Hi Teatoxers! Are you born somewhere between the mid-1980s until late 1990s? If yes, then you belong in the millenial generation! Being a millenial, especially a millenial woman, you might feel that this era is so much different from the previous generations. Women have experienced a lot of drastic changes that we should be grateful for, for example, we can now pursue our education and have a career, unlike in the older times. Of course, we owe it to our national heroine R.A. Kartini as one of the pioneers for woman emancipation in our country. Although we are now in such a different era, there are still many things that we can learn from Kartini and apply to our daily life. Here are 3 things millenial women can learn from R.A. Kartini!

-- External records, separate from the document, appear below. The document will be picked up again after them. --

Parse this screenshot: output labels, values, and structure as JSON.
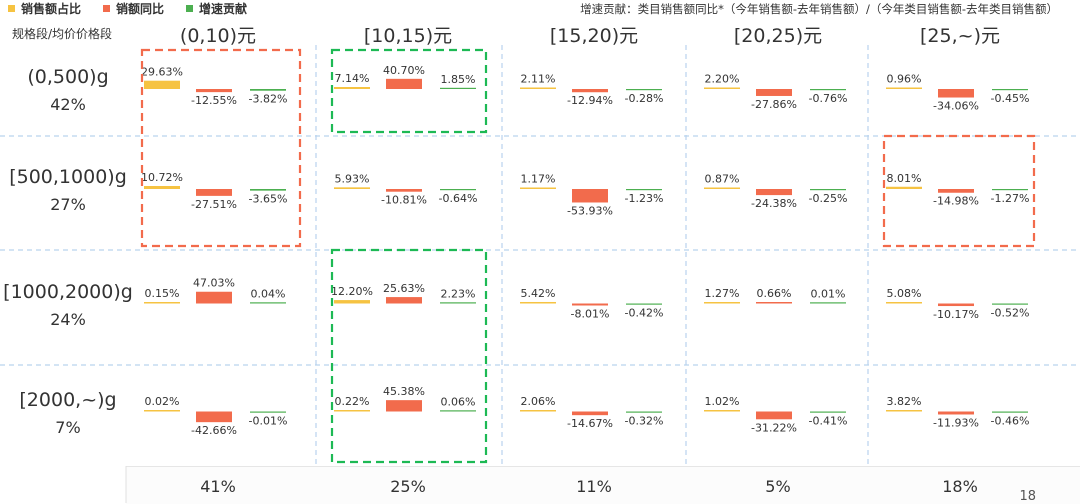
{
  "legend": {
    "items": [
      {
        "label": "销售额占比",
        "color": "#F6C342"
      },
      {
        "label": "销额同比",
        "color": "#F26B4C"
      },
      {
        "label": "增速贡献",
        "color": "#4CAF50"
      }
    ]
  },
  "note": "增速贡献：类目销售额同比*（今年销售额-去年销售额）/（今年类目销售额-去年类目销售额）",
  "corner_label": "规格段/均价价格段",
  "page_number": "18",
  "chart_data": {
    "type": "bar",
    "price_segments": [
      "(0,10)元",
      "[10,15)元",
      "[15,20)元",
      "[20,25)元",
      "[25,~)元"
    ],
    "price_segment_shares": [
      "41%",
      "25%",
      "11%",
      "5%",
      "18%"
    ],
    "spec_segments": [
      {
        "label": "(0,500)g",
        "share": "42%"
      },
      {
        "label": "[500,1000)g",
        "share": "27%"
      },
      {
        "label": "[1000,2000)g",
        "share": "24%"
      },
      {
        "label": "[2000,~)g",
        "share": "7%"
      }
    ],
    "metrics": [
      "销售额占比",
      "销额同比",
      "增速贡献"
    ],
    "cells": [
      [
        {
          "share": 29.63,
          "yoy": -12.55,
          "contrib": -3.82
        },
        {
          "share": 7.14,
          "yoy": 40.7,
          "contrib": 1.85
        },
        {
          "share": 2.11,
          "yoy": -12.94,
          "contrib": -0.28
        },
        {
          "share": 2.2,
          "yoy": -27.86,
          "contrib": -0.76
        },
        {
          "share": 0.96,
          "yoy": -34.06,
          "contrib": -0.45
        }
      ],
      [
        {
          "share": 10.72,
          "yoy": -27.51,
          "contrib": -3.65
        },
        {
          "share": 5.93,
          "yoy": -10.81,
          "contrib": -0.64
        },
        {
          "share": 1.17,
          "yoy": -53.93,
          "contrib": -1.23
        },
        {
          "share": 0.87,
          "yoy": -24.38,
          "contrib": -0.25
        },
        {
          "share": 8.01,
          "yoy": -14.98,
          "contrib": -1.27
        }
      ],
      [
        {
          "share": 0.15,
          "yoy": 47.03,
          "contrib": 0.04
        },
        {
          "share": 12.2,
          "yoy": 25.63,
          "contrib": 2.23
        },
        {
          "share": 5.42,
          "yoy": -8.01,
          "contrib": -0.42
        },
        {
          "share": 1.27,
          "yoy": 0.66,
          "contrib": 0.01
        },
        {
          "share": 5.08,
          "yoy": -10.17,
          "contrib": -0.52
        }
      ],
      [
        {
          "share": 0.02,
          "yoy": -42.66,
          "contrib": -0.01
        },
        {
          "share": 0.22,
          "yoy": 45.38,
          "contrib": 0.06
        },
        {
          "share": 2.06,
          "yoy": -14.67,
          "contrib": -0.32
        },
        {
          "share": 1.02,
          "yoy": -31.22,
          "contrib": -0.41
        },
        {
          "share": 3.82,
          "yoy": -11.93,
          "contrib": -0.46
        }
      ]
    ],
    "highlights": [
      {
        "color": "#F26B4C",
        "rows": [
          0,
          1
        ],
        "cols": [
          0,
          0
        ]
      },
      {
        "color": "#1DB954",
        "rows": [
          0,
          0
        ],
        "cols": [
          1,
          1
        ]
      },
      {
        "color": "#1DB954",
        "rows": [
          2,
          3
        ],
        "cols": [
          1,
          1
        ]
      },
      {
        "color": "#F26B4C",
        "rows": [
          1,
          1
        ],
        "cols": [
          4,
          4
        ]
      }
    ]
  }
}
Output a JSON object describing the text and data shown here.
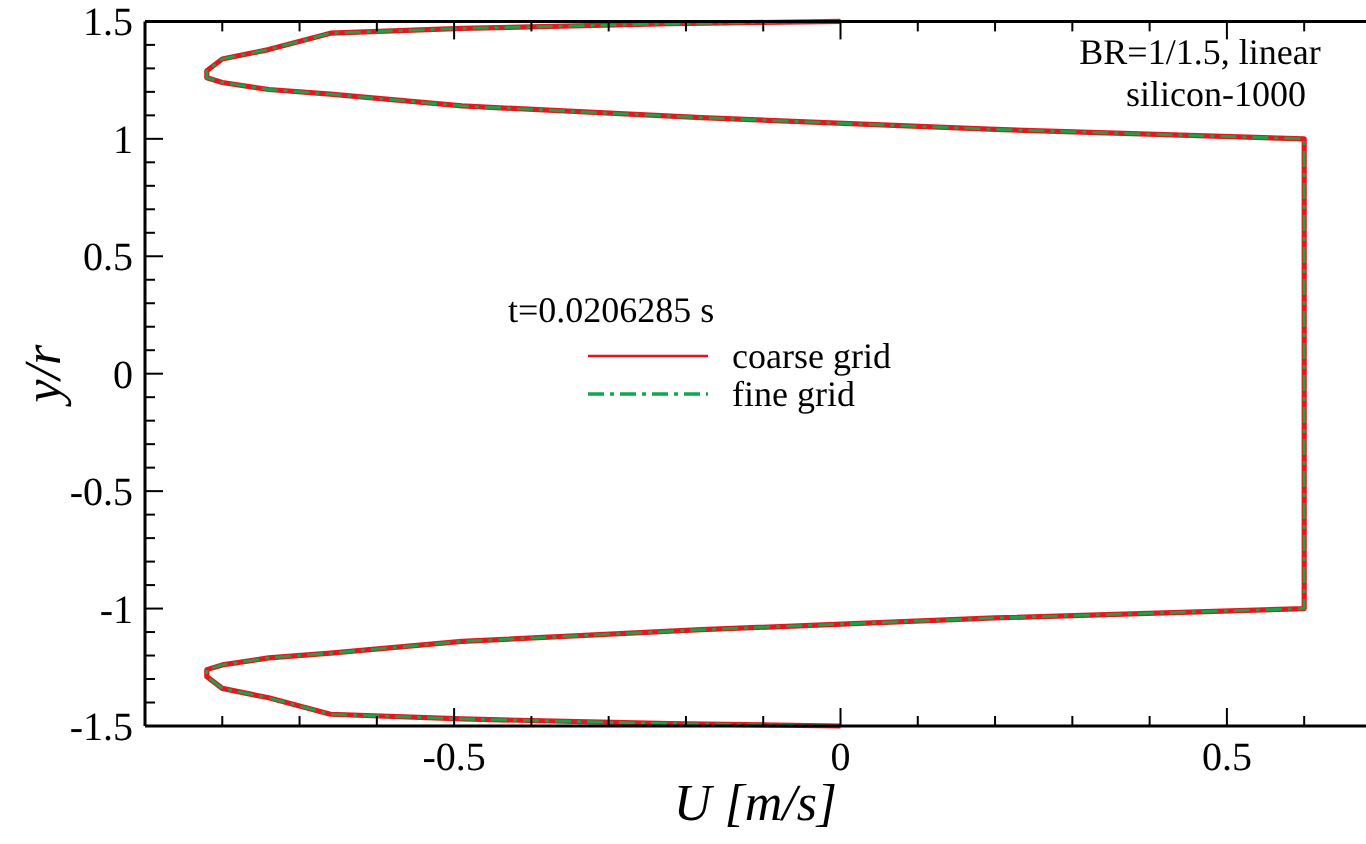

1. Accepting towards anyone
Although Kartini was born in an elite Javanese family, she was known to have a friendly and accepting attitude towards anybody, regardless of social class, gender, and ethnicity. She believed that those differences shouldn’t be a barrier that keep people from socializing and caring for one another. In this millenial era, it’s sad that differences like that still create conflicts and exclusivity among us. As millenial women, we should take on Kartini’s example to be more open and accepting to people of different backgrounds too!
2. Finding your identity
Since a very young age, Kartini refused to let her identity be defined by the social norms at her time At that time, as a woman, her life was already determined by other people—she must quit school and spend her life being married to a man she barely knew. However, it didn’t stop Kartini from finding her true identity and her own passion. She continued doing what she loved—learning, writing, and being a fighter for women rights. Sure, in this millenial era, our lives may not be that difficult. The fact that we can now freely study, work, and explore our passion, should motivate us even more to find our true self and pursue our passion! If Kartini can find her identity at such a harsh time, there is no reason for us not to do the same, and even better.
3. Making a difference
One of Kartini’s legacies is how she identified a problem in society and made a change. She heavily criticized the educational system that only allowed men to study. She also disliked how the Javanese law assigned women to only stay home and do house work. Through what she observed, she spoke up and made a difference, and we can all enjoy a better life because of what she started. As millenial women, we are more open-minded and critical than previous generations! So let’s start making a difference wherever we are, even if it’s just through the smallest things.
Maybe these three lessons from Kartini might sound too high, but we can apply them in our everyday life from simple things, such as being kind and accepting to others, pursuing our passion, and being more sensitive to problems around us. .
Let’s be empowered, passionate Kartinis in this millenial era!